Some history on how the Vancouver uniforms came to be worn, via USA Today’s For the Win blog, quoting curler Christoffer Svae:
He told the AP that he wasn’t pleased with his team’s plain black and gray uniforms they had been given to wear in Vancouver and asked an equipment sponsor a month before the Olympics to make them something more colorful. But there wasn’t enough time. So he took matters into his own hands online where he found Loudmouth, an American sportswear company known for its “flamboyant attire.”
The obvious question:
The NY Times explains what happened next:
At first, Svae’s teammates did not go for it.
“I thought it was the most ridiculous thing I had seen,” Torger Nergaard said. But he did not think fans would care one way or the other. “As long as we were wearing pants, I didn’t think there would be too much of a fuss.”
Four years later, the teammates say the pants improved their performance. Now they wear them in practice and in competitions.
Here is just one of the styles they’ll be sporting in Sochi, via the Today Show.
The team has returned to the style mavens at Loudmouth Golf for their Olympic styles. Below, a broader look at four of the patterns you’ll see on Team Norway. From left to right the patterns are: Norway Flag, Dixie, Norway Chevron and Rosemaling Black.
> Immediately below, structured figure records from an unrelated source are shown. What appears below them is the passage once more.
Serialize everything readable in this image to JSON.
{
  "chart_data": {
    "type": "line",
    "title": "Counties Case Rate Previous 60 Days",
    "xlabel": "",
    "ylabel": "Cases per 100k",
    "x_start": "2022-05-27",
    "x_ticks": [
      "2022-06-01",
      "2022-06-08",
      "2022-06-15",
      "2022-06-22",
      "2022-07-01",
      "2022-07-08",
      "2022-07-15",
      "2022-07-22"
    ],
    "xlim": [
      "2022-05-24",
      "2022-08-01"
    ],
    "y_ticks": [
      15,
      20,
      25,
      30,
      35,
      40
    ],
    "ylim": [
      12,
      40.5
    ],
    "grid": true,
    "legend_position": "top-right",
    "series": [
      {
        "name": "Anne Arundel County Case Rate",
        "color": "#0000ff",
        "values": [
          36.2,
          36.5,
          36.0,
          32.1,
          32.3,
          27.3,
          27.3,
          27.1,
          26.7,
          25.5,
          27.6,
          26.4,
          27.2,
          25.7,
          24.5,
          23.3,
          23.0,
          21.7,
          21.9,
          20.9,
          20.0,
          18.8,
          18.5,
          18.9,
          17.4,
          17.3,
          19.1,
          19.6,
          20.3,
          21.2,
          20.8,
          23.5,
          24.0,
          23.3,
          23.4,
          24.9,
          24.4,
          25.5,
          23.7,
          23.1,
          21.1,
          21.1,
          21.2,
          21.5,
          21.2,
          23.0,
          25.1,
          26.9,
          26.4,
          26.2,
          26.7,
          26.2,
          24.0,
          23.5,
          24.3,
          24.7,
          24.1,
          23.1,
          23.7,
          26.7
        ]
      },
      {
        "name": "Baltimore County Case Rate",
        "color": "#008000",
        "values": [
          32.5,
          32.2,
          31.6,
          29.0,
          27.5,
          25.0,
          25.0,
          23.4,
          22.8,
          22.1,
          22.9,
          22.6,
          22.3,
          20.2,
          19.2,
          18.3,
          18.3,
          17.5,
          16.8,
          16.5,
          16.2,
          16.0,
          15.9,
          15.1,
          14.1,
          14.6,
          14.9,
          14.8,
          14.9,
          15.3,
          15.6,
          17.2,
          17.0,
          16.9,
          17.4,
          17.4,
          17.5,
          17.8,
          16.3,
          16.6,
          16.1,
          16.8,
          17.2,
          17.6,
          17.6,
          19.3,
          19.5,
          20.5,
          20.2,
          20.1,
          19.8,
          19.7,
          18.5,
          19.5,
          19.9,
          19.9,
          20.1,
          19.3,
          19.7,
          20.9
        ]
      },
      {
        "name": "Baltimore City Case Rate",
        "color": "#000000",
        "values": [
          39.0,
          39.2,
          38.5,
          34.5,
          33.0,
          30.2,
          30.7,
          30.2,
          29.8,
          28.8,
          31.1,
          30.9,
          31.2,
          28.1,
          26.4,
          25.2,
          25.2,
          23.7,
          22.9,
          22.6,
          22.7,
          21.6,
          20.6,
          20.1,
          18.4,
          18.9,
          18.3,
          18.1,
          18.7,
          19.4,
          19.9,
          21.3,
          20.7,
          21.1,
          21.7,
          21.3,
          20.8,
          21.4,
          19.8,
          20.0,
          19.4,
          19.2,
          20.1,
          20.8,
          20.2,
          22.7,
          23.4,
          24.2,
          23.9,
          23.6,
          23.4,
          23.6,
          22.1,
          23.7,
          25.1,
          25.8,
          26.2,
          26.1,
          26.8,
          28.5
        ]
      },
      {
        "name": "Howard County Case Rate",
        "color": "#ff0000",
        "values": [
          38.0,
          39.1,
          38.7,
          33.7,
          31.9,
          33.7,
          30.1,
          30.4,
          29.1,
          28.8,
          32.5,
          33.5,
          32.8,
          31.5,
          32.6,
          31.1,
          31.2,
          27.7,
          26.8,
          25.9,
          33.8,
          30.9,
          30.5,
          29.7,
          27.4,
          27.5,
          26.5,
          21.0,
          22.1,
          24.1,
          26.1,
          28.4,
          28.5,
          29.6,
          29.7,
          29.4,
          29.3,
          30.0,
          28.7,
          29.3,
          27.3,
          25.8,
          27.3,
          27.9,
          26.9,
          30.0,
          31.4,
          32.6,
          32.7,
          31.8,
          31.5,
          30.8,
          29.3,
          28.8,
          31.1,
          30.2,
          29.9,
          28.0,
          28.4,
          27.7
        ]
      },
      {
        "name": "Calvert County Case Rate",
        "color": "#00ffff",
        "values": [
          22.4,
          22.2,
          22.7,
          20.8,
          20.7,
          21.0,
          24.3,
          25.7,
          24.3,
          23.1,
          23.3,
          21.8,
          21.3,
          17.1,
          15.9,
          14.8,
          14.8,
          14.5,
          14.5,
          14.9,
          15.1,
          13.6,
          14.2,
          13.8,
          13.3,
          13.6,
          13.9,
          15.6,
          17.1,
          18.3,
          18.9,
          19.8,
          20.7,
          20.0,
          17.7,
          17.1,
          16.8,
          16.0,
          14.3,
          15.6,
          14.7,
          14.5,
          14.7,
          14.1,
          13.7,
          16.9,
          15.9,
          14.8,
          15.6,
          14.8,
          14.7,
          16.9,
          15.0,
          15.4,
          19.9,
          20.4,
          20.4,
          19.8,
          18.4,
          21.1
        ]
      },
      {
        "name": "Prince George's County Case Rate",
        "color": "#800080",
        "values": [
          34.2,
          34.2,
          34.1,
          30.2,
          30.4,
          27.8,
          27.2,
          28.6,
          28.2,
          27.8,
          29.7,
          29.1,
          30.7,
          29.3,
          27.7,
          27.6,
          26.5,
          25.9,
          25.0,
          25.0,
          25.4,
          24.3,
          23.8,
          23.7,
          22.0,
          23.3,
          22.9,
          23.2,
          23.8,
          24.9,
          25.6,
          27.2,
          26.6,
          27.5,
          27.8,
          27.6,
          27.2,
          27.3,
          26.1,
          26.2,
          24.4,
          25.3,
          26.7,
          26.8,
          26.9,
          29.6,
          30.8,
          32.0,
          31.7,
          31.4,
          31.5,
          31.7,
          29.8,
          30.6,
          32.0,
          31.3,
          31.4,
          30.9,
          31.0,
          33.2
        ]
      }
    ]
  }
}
Don’t be fooled by that last one on the right, “rosemaling” is actually Norwegian for decorative painting, a folk art that frequently included stylized flowers. Those are just four of the 9 or 10 designs we’ll see Team Norway wearing in Sochi. The other styles have yet to be revealed. (Be still, my beating heart.) Never fear being out of the loop, we’ll get full fashion reports from The Consort, curling is his favorite Winter Olympic sport. Really.